Re: [xsl] XSLT & SQL

Subject: Re: [xsl] XSLT & SQL
From: "Thomas B. Passin" <tpassin@xxxxxxxxxxxx>
Date: Thu, 11 Jul 2002 17:29:34 -0400
[E L]

> Someone told me that he can do *any* XSLT transformation in SQL. Here's
the
> premise: any input XML document can be represented by one or more tables;
> likewise for the output XML document. The XSLT can be replaced with an SQL
> insert statement, selecting from the input and inserting to the output
> (e.q., any XPath expression can be expressed by a similar WHERE clause in
a
> SELECT statement).
>
> I can see it's possible for simple document. Are there instances where
this
> would not be possible?
>

Do you mean without the help of stored procedures that can be used in
queries?  Or is the SQL-master allowed to use procedures to help?  Are
vendor extensions, like those used to help build bils of material, or to
construct trees, allowed?  Are we talking about SQL92 or the newest version,
which allows composite objects to be cell values?  Are we talking about
using a single query or can the SQL-master stitch together the results of a
series of queries with some external code?

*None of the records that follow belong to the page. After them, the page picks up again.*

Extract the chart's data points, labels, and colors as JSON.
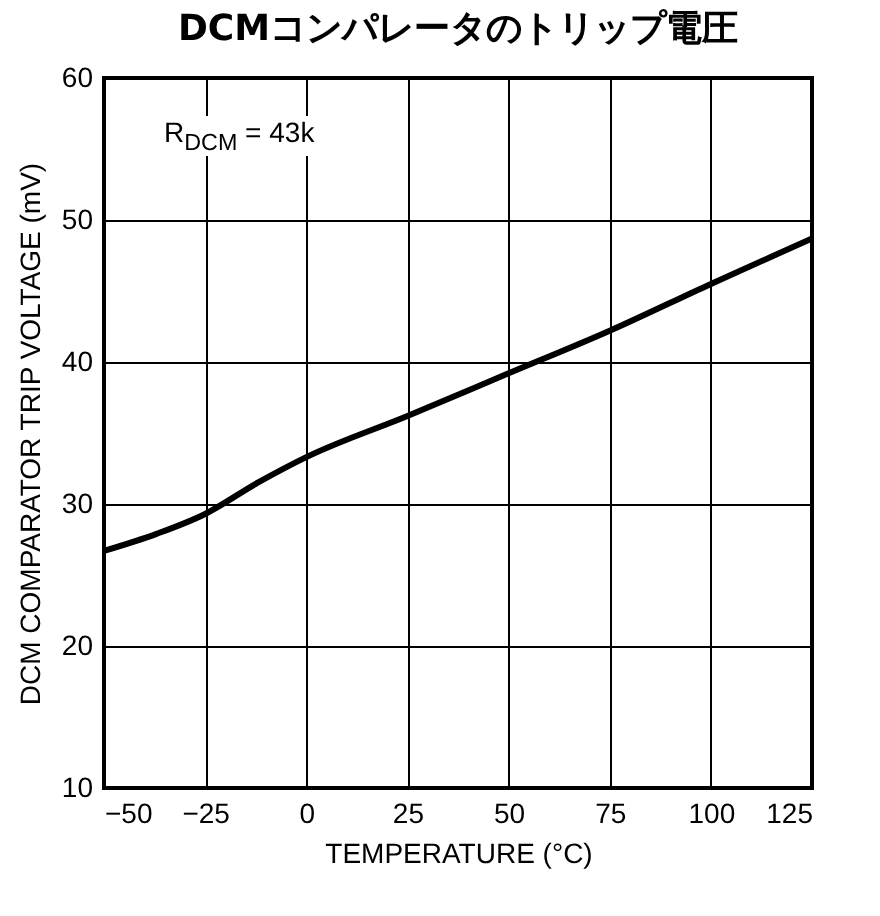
{
  "chart_data": {
    "type": "line",
    "title": "DCMコンパレータのトリップ電圧",
    "xlabel": "TEMPERATURE (°C)",
    "ylabel": "DCM COMPARATOR TRIP VOLTAGE (mV)",
    "x": [
      -50,
      -37,
      -25,
      -12,
      0,
      25,
      50,
      75,
      100,
      125
    ],
    "series": [
      {
        "color": "#000000",
        "values": [
          26.7,
          27.9,
          29.3,
          31.5,
          33.3,
          36.2,
          39.2,
          42.2,
          45.5,
          48.7
        ]
      }
    ],
    "xlim": [
      -50,
      125
    ],
    "xticks": [
      {
        "value": -50,
        "label": "−50"
      },
      {
        "value": -25,
        "label": "−25"
      },
      0,
      25,
      50,
      75,
      100,
      125
    ],
    "ylim": [
      10,
      60
    ],
    "yticks": [
      10,
      20,
      30,
      40,
      50,
      60
    ],
    "grid": true,
    "annotations": [
      "R$_{DCM}$ = 43k"
    ]
  }
}
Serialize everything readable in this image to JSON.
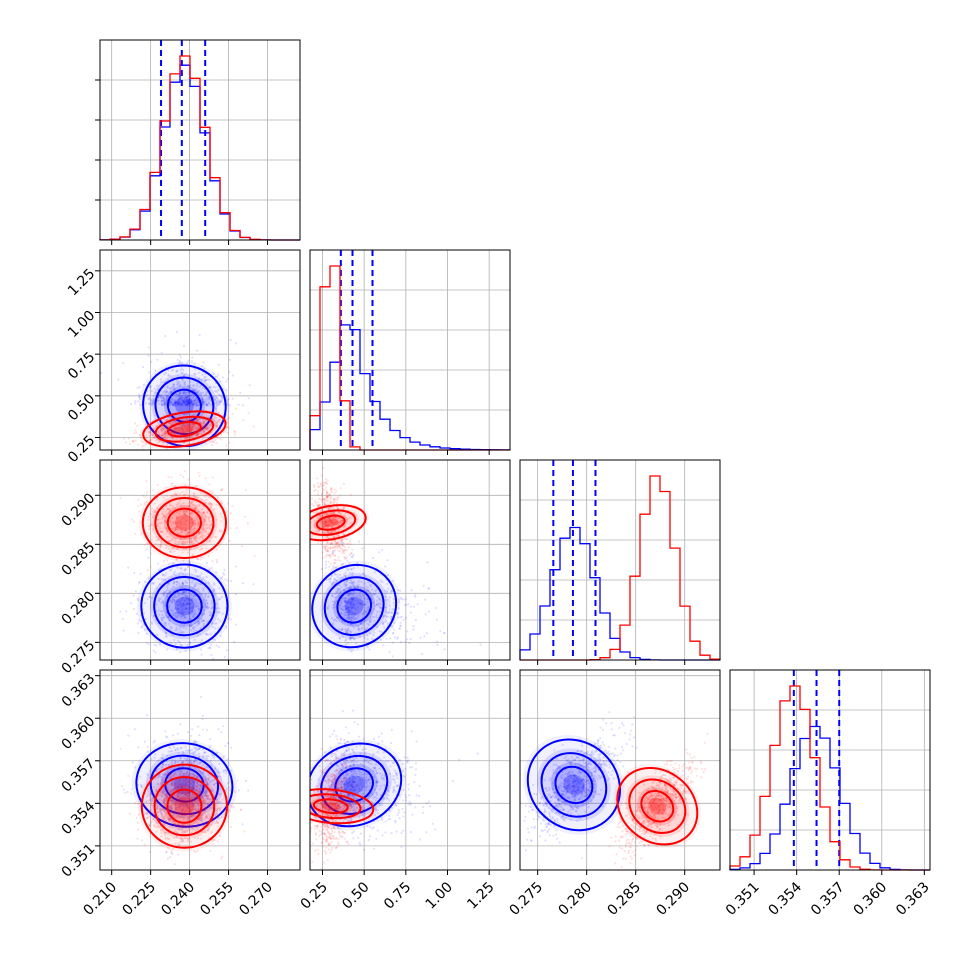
{
  "chart_data": {
    "type": "corner",
    "grid": true,
    "colors": {
      "blue": "#0000ff",
      "red": "#ff0000"
    },
    "parameters": [
      {
        "ticks": [
          0.21,
          0.225,
          0.24,
          0.255,
          0.27
        ],
        "tick_labels": [
          "0.210",
          "0.225",
          "0.240",
          "0.255",
          "0.270"
        ],
        "range": [
          0.2055,
          0.2825
        ]
      },
      {
        "ticks": [
          0.25,
          0.5,
          0.75,
          1.0,
          1.25
        ],
        "tick_labels": [
          "0.25",
          "0.50",
          "0.75",
          "1.00",
          "1.25"
        ],
        "range": [
          0.175,
          1.375
        ]
      },
      {
        "ticks": [
          0.275,
          0.28,
          0.285,
          0.29
        ],
        "tick_labels": [
          "0.275",
          "0.280",
          "0.285",
          "0.290"
        ],
        "range": [
          0.2732,
          0.2936
        ]
      },
      {
        "ticks": [
          0.351,
          0.354,
          0.357,
          0.36,
          0.363
        ],
        "tick_labels": [
          "0.351",
          "0.354",
          "0.357",
          "0.360",
          "0.363"
        ],
        "range": [
          0.3493,
          0.3634
        ]
      }
    ],
    "series": [
      {
        "color": "blue",
        "mean": [
          0.238,
          0.44,
          0.2787,
          0.3553
        ],
        "std": [
          0.008,
          0.12,
          0.0022,
          0.0017
        ],
        "quantiles": [
          [
            0.229,
            0.237,
            0.246
          ],
          [
            0.36,
            0.43,
            0.55
          ],
          [
            0.2766,
            0.2786,
            0.2809
          ],
          [
            0.3538,
            0.3554,
            0.357
          ]
        ],
        "hist_max": [
          0.95,
          0.68,
          0.72,
          0.78
        ]
      },
      {
        "color": "red",
        "mean": [
          0.238,
          0.3,
          0.2872,
          0.3538
        ],
        "std": [
          0.008,
          0.05,
          0.0018,
          0.0015
        ],
        "hist_max": [
          1.0,
          1.0,
          1.0,
          1.0
        ]
      }
    ]
  }
}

I'm highly doubtful that it can be done without procedures - how would you
be able to apply namespace rules, for  example?  Or set up rules equivalent
to predicates like [A=B] where A and B are nodesets?

But even if it could be done, I can't imagine actually building the queries
needed, debugging them, and maintaining them.  Maybe your friend has some
clever table designs that could make it easier, or maybe he is thinking.
But xml and xslt have so many rules that are specific and detailed that I
just can't see it (in general, there could be some class of problems that
would work OK).

At one point I had some fun - I came up with a fairly easy way to represent
(element-only, no namespace) XML with a column for the element's path (yes,
like '/A/B/C')  (actually, there was a separate table for the unique paths,
and the element table had a foreign key pointing to the path table).  It was
easy to insert the data using a python script.  It was simple to do basic
queries, including wild-carding steps of the path.

I put the well-known Hamlet.xml into the database.  You could easily
retrieve all the scenes in which Hamlet spoke, for example, and things like
that performed pretty well.  But it got impossibly complicated when you had
to deal with queries of large or unknown depth into the tree, or when you
had to match content of element names across several levels of nesting.

Any simple scheme like this cannot output XML, because it cannot wrap the
results in a root element.  You would certainly need something more complex
if you had to output XML.  Well, it was interesting but it does not prove
anything about the original question.